Revista Kosmos, ano 3, nº 1, janeiro de 1906
A abertura de um seringal, no Purus, é tarefa inacessível ao mais solerte agrimensor, tão caprichosa e vária é a diabólica geometria requerida pela divisão dos diferentes lotes. De feito, relegado a um minimum extraordinário o valor próprio da terra, ante a valia exclusiva da árvore, ali se engenhou uma original medida agrária, a “estrada”, que por si só resume os mais variados aspectos da sociedade nova, à ventura abarracada à margem daqueles grandes rios.
A unidade não é o metro — é a seringueira; e como em geral 100 árvores, desigualmente intervaladas, constituem uma “estrada”, compreendem-se para logo todas as disparidades de forma e dimensões do singularíssimo padrão que é, não obstante, o único afeiçoado à natureza dos trabalhos.
Não há gizar-se um outro. Perdido na mata exuberante e farta, com o intento exclusivo de explorar a hevea apetecida, o seringueiro compreende, de pronto, que a sua atividade se debaterá inútil na inextricável trama das folhagens, se não vingar norteá-la em roteiros seguros, normalizando-lhe o esforço e ritmando-lhe o trabalho tão aparentemente desordenado e rude. É-lhe, ademais, indispensável que os seus numerosos camaradas, fregueses ou aviados, destinados a agirem isoladamente, não se embaralhem, às tontas, iludidos pelos desvios da floresta.
As “estradas” resolvem a questão. Mas o seu traçado é, de si mesmo, o primeiro problema imposto a quem quer que intente abrir um sítio de borracha.
Assim é que, erguida rapidamente a primeira vivenda do barracão, sempre à beira do rio principal, na barranca de uma terra firme a cavaleiro das águas — e feito um reconhecimento preliminar do latifúndio que o rodeia, o sitiante procura um sertanista experimentado a quem confia o encargo de dividir- lhe e avaliar-lhe a fazenda.
E o mateiro lança-se sem bússola no dédalo das galhadas, com a segurança de um instinto topográfico surpreendente e raro. Percorre em todos os sentidos o trecho de selva a explorar; nota-lhe os acidentes; apreende-lhe a fisiografia complexa, que vai dos igapós alagados aos firmes sobranceiros às enchentes; traça-lhe os varadores futuros; avalia-lhe rigorosamente, as “estradas”; e vai no mesmo lance, sem que lhe seja mister traduzir complicadas cadernetas, escolhendo à beira dos igarapés todos os pontos em que deverão erigir-se as pequenas barracas dos trabalhadores.

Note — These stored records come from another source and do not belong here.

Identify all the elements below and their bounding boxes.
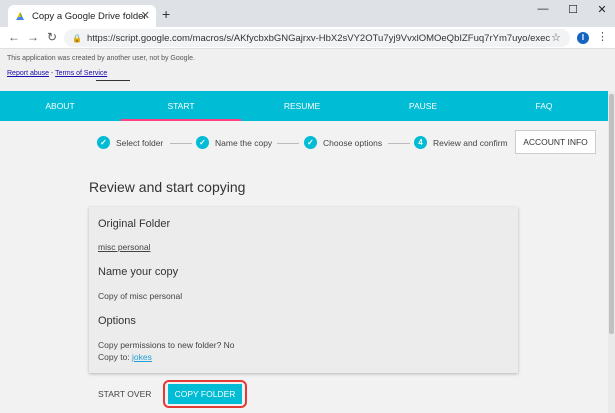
terms-of-service-link[interactable]: Terms of Service [55, 70, 107, 77]
progress-stepper: ✓ Select folder ✓ Name the copy ✓ Choose… [0, 121, 615, 165]
banner-notice: This application was created by another … [7, 55, 195, 62]
browser-toolbar: ← → ↻ 🔒 https://script.google.com/macros… [0, 27, 615, 49]
nav-about[interactable]: ABOUT [0, 91, 120, 121]
minimize-icon[interactable]: — [533, 3, 553, 15]
name-copy-heading: Name your copy [98, 266, 179, 278]
app-navbar: ABOUT START RESUME PAUSE FAQ [0, 91, 615, 121]
hidden-header-fragment [96, 80, 130, 81]
window-close-icon[interactable]: ✕ [592, 3, 612, 16]
apps-script-icon [16, 12, 24, 20]
profile-avatar[interactable]: I [577, 32, 589, 44]
new-tab-icon[interactable]: + [162, 6, 170, 22]
lock-icon: 🔒 [72, 33, 82, 43]
page-title: Review and start copying [89, 179, 246, 195]
nav-pause[interactable]: PAUSE [363, 91, 483, 121]
start-over-button[interactable]: START OVER [98, 389, 151, 399]
review-card: Original Folder misc personal Name your … [89, 207, 518, 373]
step-number: 4 [414, 136, 427, 149]
maximize-icon[interactable]: ☐ [563, 3, 583, 16]
tab-title: Copy a Google Drive folder [32, 10, 147, 22]
report-abuse-link[interactable]: Report abuse [7, 70, 49, 77]
copy-folder-button[interactable]: COPY FOLDER [168, 384, 242, 404]
step-label: Choose options [323, 137, 383, 148]
account-info-button[interactable]: ACCOUNT INFO [515, 130, 596, 154]
copy-to-label: Copy to: [98, 352, 133, 362]
bookmark-star-icon[interactable]: ☆ [551, 31, 561, 44]
copy-permissions-text: Copy permissions to new folder? No [98, 340, 235, 350]
apps-script-warning-banner: This application was created by another … [0, 49, 615, 91]
destination-folder-link[interactable]: jokes [132, 352, 152, 362]
step-select-folder: ✓ Select folder [97, 136, 163, 149]
step-review-confirm: 4 Review and confirm [414, 136, 508, 149]
original-folder-heading: Original Folder [98, 218, 171, 230]
copy-name-value: Copy of misc personal [98, 291, 183, 301]
browser-tab[interactable]: Copy a Google Drive folder ✕ [8, 5, 156, 27]
step-connector [277, 143, 299, 144]
step-name-copy: ✓ Name the copy [196, 136, 272, 149]
step-label: Review and confirm [433, 137, 508, 148]
address-bar[interactable]: 🔒 https://script.google.com/macros/s/AKf… [64, 29, 570, 47]
nav-faq[interactable]: FAQ [484, 91, 604, 121]
url-text[interactable]: https://script.google.com/macros/s/AKfyc… [87, 33, 550, 44]
original-folder-link[interactable]: misc personal [98, 242, 150, 252]
step-choose-options: ✓ Choose options [304, 136, 382, 149]
step-label: Name the copy [215, 137, 273, 148]
check-icon: ✓ [196, 136, 209, 149]
nav-start[interactable]: START [121, 91, 241, 121]
nav-resume[interactable]: RESUME [242, 91, 362, 121]
step-connector [388, 143, 410, 144]
step-connector [170, 143, 192, 144]
copy-to-line: Copy to: jokes [98, 352, 152, 362]
forward-icon[interactable]: → [25, 30, 41, 44]
reload-icon[interactable]: ↻ [44, 30, 60, 44]
check-icon: ✓ [97, 136, 110, 149]
back-icon[interactable]: ← [6, 30, 22, 44]
step-label: Select folder [116, 137, 164, 148]
options-heading: Options [98, 315, 136, 327]
browser-tabstrip: Copy a Google Drive folder ✕ + — ☐ ✕ [0, 0, 615, 27]
tab-close-icon[interactable]: ✕ [141, 9, 150, 22]
browser-menu-icon[interactable]: ⋮ [597, 30, 608, 43]
check-icon: ✓ [304, 136, 317, 149]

Feito este exame geral, apela para dois auxiliares indispensáveis — o toqueiro e o piqueiro; e erguendo num daqueles pontos predeterminados, com as longas palmas da jarina, um papiri, onde se abriguem transitoriamente, metem mãos à empreitada.
O processo é invariável. Segue o mateiro e assinala o primeiro pé de seringa, que se lhe antolha ao sair do papiri. É a boca da estrada. Aí se lhe reúnem o toqueiro e o piqueiro — prosseguindo depois, isolado, o mateiro até encontrar a segunda árvore, de ordinário pouco distante, a uris cinqüenta metros. Avisa então com um grito particular, ao toqueiro, que parte a alcançá-lo junto da nova madeira, enquanto o piqueiro, acompanhando-o mais de passo, vai tirando a facão a picada, que prefigura a “estrada”. O toqueiro auxilia-o por algum tempo, abrindo por sua vez um pique para o seu lado, enquanto um outro grito do mateiro não o chame a reconhecer a terceira árvore; e assim em seguida até ao ponto mais distante, a volta da estrada. Daí, agindo do mesmo modo, retrogradando por outros desvios, vão de seringueira em seringueira, fechando a curva irregularíssima que termina no ponto de partida.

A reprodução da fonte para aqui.